The alternating current generator (alternator) supplies a continuous output of electrical energy at all engine speeds. The alternator generates electrical energy and recharges the battery by supplying it with electrical current. This unit consists of four main assemblies: two end-frame assemblies, a rotor assembly and a stator assembly. The rotor assembly is supported in the drive end-frame by a roller bearing. These bearings are lubricated during assembly and require no maintenance. There are six diodes in the end-frame assembly. These diodes are electrical check valves that also change the alternating current developed within the stator windings to a direct current (DC) at the output (BAT) terminal. Three of these diodes are negative and are mounted flush with the end-frame, while the other three are positive and are mounted into a strip called a heat sink. The positive diodes are easily identified as the ones within the small cavities or depressions.

The V6 engines experienced engineering changes to improve alternator performance. The alternator in these engines feature a high ampere output per pound of weight. It has an integral regulator but DOES NOT use a diode trio. The stator, rectifier bridge, and rotor with slip rings and brushes are electrically similar to other alternator models.

The regulator voltage varies with temperature and limits system voltage by controlling rotor field current. It switches rotor field current on and off at a fixed frequency of about 400 cycles per second. By varying the on-off time, correct average field current for proper system voltage control is obtained. At high speeds, the on-time may be 10 percent and the off-time may be 90 percent. At low speeds, with high electrical loads, the on-off time may be 90 percent and 10 percent respectively.

The V6 engine alternator is not serviceable. If the alternator is found to be defective, replacement is the only alternative. Even though the other alternators may be serviced, purchasing a new or rebuilt component is often easier and more time-effective.


To prevent damage to the on-board computer, alternator and regulator, the following precautionary measures must be taken when working with the electrical system.
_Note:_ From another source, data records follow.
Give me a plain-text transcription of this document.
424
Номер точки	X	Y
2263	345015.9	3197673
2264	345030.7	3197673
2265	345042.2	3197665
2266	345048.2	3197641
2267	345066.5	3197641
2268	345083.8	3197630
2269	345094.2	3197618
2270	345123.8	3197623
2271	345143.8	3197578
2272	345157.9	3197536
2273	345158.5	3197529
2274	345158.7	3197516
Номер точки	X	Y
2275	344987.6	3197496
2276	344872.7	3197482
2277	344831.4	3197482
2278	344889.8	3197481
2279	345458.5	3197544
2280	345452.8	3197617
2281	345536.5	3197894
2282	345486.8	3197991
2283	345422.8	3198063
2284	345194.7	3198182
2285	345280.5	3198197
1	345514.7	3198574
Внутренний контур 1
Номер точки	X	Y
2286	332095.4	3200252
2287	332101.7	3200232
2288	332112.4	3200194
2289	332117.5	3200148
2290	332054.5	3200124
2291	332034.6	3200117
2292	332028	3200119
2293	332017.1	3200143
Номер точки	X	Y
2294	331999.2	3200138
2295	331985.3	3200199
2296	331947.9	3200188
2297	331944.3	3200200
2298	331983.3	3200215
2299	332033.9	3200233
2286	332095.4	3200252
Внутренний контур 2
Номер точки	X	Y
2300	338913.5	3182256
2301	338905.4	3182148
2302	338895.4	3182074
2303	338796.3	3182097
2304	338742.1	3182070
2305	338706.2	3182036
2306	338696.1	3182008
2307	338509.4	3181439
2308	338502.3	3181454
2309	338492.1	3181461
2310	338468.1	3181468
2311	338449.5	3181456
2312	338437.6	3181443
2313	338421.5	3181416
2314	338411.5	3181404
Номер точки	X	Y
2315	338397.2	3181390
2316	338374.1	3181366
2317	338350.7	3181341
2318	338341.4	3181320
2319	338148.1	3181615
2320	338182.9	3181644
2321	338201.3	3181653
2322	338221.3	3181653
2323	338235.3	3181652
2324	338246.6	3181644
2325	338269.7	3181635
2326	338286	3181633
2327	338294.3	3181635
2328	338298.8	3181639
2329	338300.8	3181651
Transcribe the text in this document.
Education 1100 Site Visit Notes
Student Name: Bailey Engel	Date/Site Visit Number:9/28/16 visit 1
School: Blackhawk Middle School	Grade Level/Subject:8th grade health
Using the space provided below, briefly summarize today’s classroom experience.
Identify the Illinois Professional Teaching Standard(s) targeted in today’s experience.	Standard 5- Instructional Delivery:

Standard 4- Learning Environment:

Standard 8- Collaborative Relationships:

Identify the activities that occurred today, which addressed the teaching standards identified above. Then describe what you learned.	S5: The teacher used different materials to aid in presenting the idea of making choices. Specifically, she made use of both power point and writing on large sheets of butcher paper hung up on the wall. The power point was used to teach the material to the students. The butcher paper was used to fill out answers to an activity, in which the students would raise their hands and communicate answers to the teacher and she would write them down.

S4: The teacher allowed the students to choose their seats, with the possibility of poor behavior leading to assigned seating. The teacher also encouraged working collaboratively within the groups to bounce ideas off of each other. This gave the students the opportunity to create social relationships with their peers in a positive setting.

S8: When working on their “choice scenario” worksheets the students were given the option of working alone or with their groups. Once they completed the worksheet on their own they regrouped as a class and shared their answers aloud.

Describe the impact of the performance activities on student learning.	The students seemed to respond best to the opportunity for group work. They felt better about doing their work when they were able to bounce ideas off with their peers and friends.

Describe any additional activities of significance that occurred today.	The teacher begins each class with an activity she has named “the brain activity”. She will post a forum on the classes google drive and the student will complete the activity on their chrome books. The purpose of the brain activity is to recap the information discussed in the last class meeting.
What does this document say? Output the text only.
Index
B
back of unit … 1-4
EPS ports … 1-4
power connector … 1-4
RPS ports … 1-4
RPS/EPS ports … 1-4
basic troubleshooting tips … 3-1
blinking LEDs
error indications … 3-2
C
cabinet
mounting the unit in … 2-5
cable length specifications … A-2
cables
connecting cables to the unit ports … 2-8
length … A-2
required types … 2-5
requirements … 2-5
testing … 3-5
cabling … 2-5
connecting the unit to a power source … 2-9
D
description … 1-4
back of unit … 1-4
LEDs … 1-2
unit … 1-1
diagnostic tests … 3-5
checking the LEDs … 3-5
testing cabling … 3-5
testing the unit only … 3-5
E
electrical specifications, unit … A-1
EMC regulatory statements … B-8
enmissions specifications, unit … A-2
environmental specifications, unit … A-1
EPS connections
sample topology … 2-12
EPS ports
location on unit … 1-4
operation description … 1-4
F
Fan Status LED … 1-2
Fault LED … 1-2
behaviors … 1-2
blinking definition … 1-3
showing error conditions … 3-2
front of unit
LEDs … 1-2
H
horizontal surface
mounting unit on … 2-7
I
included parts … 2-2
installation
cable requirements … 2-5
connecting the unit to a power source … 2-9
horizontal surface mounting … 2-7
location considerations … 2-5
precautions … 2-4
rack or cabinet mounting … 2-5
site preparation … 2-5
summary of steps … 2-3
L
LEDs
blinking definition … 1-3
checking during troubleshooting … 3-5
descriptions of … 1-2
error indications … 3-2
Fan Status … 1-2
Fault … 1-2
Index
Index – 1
If the battery is removed for any reason, make sure it is reconnected with the correct polarity. Reversing the battery connections may result in damage to the one-way rectifiers. Always check the battery polarity visually. This is to be done before any connections are made to be sure that all of the connections correspond to the battery ground polarity.
When utilizing a booster battery as a starting aid, always connect the positive to positive terminals and the negative terminal from the booster battery to a good engine ground on the vehicle being started.
Never use a fast charger as a booster to start vehicles.
Disconnect the battery cables when charging the battery with a fast charger; the charger has a tendency to force current through the diodes in the opposite direction for which they were designed. This burns out the diodes.
Make sure the ignition switch is OFF when connecting or disconnecting any electrical component, especially on trucks equipped with an on-board computer control system.
Never attempt to polarize the alternator.
Do not use test lights of more than 12 volts when checking diode continuity.
Do not short across or ground any of the alternator terminals.
The polarity of the battery, alternator and regulator must be matched and considered before making any electrical connections within the system.
Never separate the alternator on an open circuit. Make sure all connections within the circuit are clean and tight.
Disconnect the battery ground terminal when performing any service on electrical components.
Disconnect the battery if arc welding is to be done on the vehicle.